Gastro Health - Pensacola, FL

posted 3 months ago

Full-time - Entry Level
Pensacola, FL
101-250 employees
Ambulatory Health Care Services

About the position

Gastro Health is seeking an Authorization and Benefits Coordinator to join our team! This position is integral to our operations, focusing on obtaining preauthorization for outpatient surgeries and advanced imaging procedures. The role involves insurance follow-up specific to coding denials, identifying revenue opportunities through reimbursement trending and audits, and responding to inquiries from patients, Practice Managers, and medical departments. The coordinator will also perform various related duties as requested by their direct manager.
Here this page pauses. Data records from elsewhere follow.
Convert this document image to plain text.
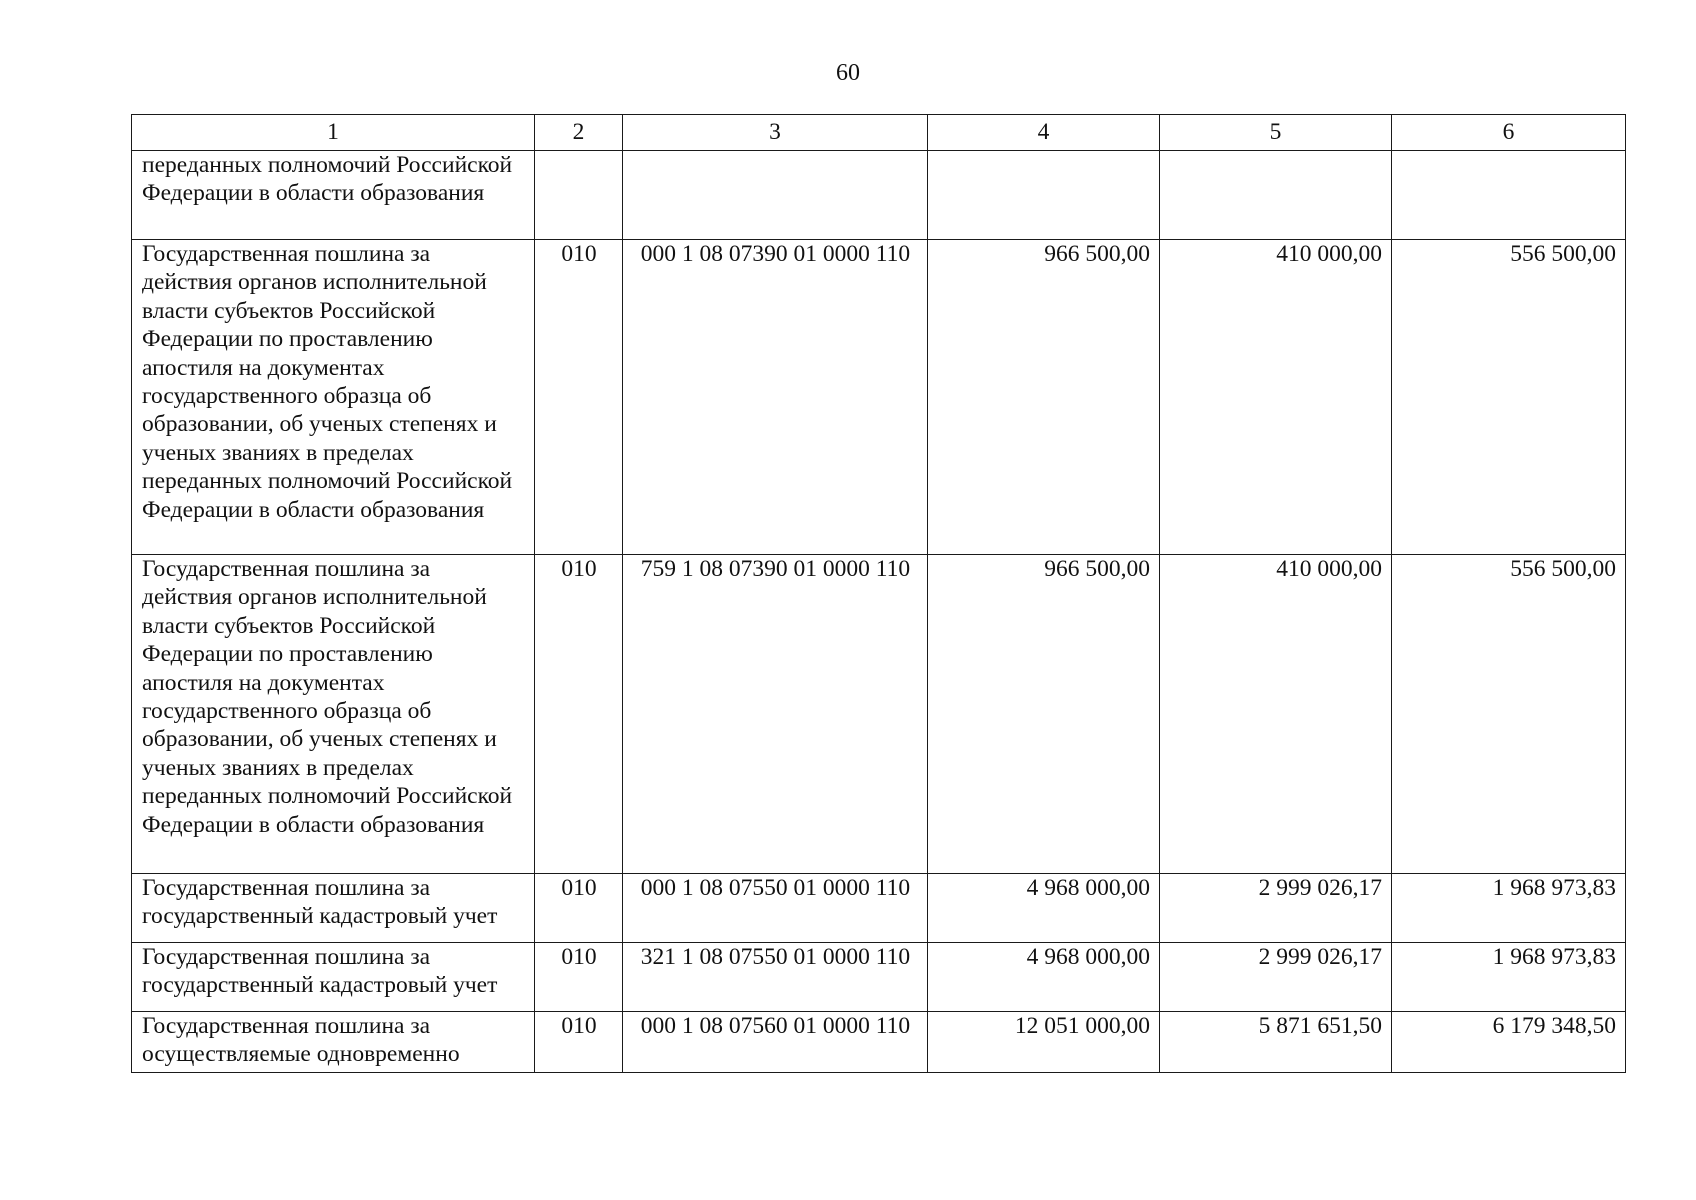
60
1	2	3	4	5	6
переданных полномочий Российской Федерации в области образования					
Государственная пошлина за действия органов исполнительной власти субъектов Российской Федерации по проставлению апостиля на документах государственного образца об образовании, об ученых степенях и ученых званиях в пределах переданных полномочий Российской Федерации в области образования	010	000 1 08 07390 01 0000 110	966 500,00	410 000,00	556 500,00
Государственная пошлина за действия органов исполнительной власти субъектов Российской Федерации по проставлению апостиля на документах государственного образца об образовании, об ученых степенях и ученых званиях в пределах переданных полномочий Российской Федерации в области образования	010	759 1 08 07390 01 0000 110	966 500,00	410 000,00	556 500,00
Государственная пошлина за государственный кадастровый учет	010	000 1 08 07550 01 0000 110	4 968 000,00	2 999 026,17	1 968 973,83
Государственная пошлина за государственный кадастровый учет	010	321 1 08 07550 01 0000 110	4 968 000,00	2 999 026,17	1 968 973,83
Государственная пошлина за осуществляемые одновременно	010	000 1 08 07560 01 0000 110	12 051 000,00	5 871 651,50	6 179 348,50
In this role, you will utilize the Managed Care Work list to track the receipt, delays, and completion of requests, prioritizing them to obtain authorizations at least one week prior to the scheduled date of service whenever possible. You will work with Eligibility and Authorization reports for the Diagnostic Center, tracking activities to identify carrier trends and making recommendations regarding these trends to the department director. Additionally, you will review and work on Denial Reports for the Diagnostic Center, ensuring that patient accounts are updated with the correct insurance information. The position requires independent assessment of carrier trends on a proactive basis, facilitating communication among parties impacted by coding-related matters to produce timely and satisfactory solutions. Staying informed of insurance requirements and industry-related news or policy changes is crucial, as is responding to patient inquiries in a courteous and professional manner. You will be expected to complete assigned reports and projects within deadlines while maintaining a positive and cooperative working relationship with both internal and external customers. This role offers a great work/life balance with no weekends or evenings, as it operates Monday through Friday. Gastro Health is a rapidly growing team with opportunities for advancement, competitive compensation, and a comprehensive benefits package.

Responsibilities

  • Perform duties related to obtaining preauthorization for outpatient surgeries and advanced imaging procedures.
  • Conduct insurance follow-up specific to coding denials.
  • Identify revenue opportunities as a result of reimbursement trending and audits.
  • Respond to questions from patients, Practice Managers, and medical departments.
  • Utilize the Managed Care Work list to track receipt, delays, and completion of requests.
  • Work on Eligibility and Authorization reports for the Diagnostic Center.
  • Track activity to identify carrier trends and make recommendations to the department director.
  • Review and work on Denial Reports for the Diagnostic Center.
  • Update patient accounts with the correct insurance information.
  • Independently assess carrier trends and communicate information to appropriate personnel.
  • Facilitate communication among parties impacted by coding-related matters.
  • Stay informed of insurance requirements and industry-related news/policy changes.
  • Respond to patient inquiries in a courteous and professional manner.
  • Complete assigned reports and/or projects within deadlines.
  • Maintain a positive and cooperative working relationship with internal and external customers.
  • Communicate professionally with staff in medical offices and co-workers.
  • Follow established corporate and department-specific policies and procedures.
  • Perform other duties as assigned.

Requirements

  • Minimum education requirement is a high school diploma or GED.
  • Minimum of 2 years experience in the healthcare insurance area.
  • Display customer service skills and strong interpersonal skills.
  • Close attention to detail and excellent verbal and written communication skills.
  • Ability to work with staff members at all levels of the organization in a cooperative, team-oriented manner.
  • Good organizational skills and the ability to adapt to frequent changes.
  • Proficient in Microsoft Office and EMR software.
  • Proficient in English language both in written and verbal communication.
  • Ability to communicate with individuals of varying socio-economic backgrounds.
  • Professional demeanor and recognition of privacy considerations for patients and families.
  • Commitment to the protection of confidential information, records, and reports.

Nice-to-haves

  • Experience with coding and billing processes in healthcare.
  • Knowledge of insurance carrier requirements regarding pre-authorization of services.

Benefits

  • 401(k) retirement plans with employer Safe Harbor Non-Elective Contributions of 3%.
  • Discretionary profit-sharing contributions of up to 4%.
  • Health insurance with employer contributions to HSAs and HRAs.
  • Dental insurance.
  • Vision insurance.
  • Flexible spending accounts.
  • Voluntary life insurance.
  • Voluntary disability insurance.
  • Accident insurance.
  • Hospital indemnity insurance.
  • Critical illness insurance.
  • Identity theft insurance.
  • Legal insurance.
  • Paid time off.
  • Discounts at local fitness clubs.
  • Discounts at AT&T.
  • Participation in a program called Tickets at Work for discounts on concerts, travel, movies, and more.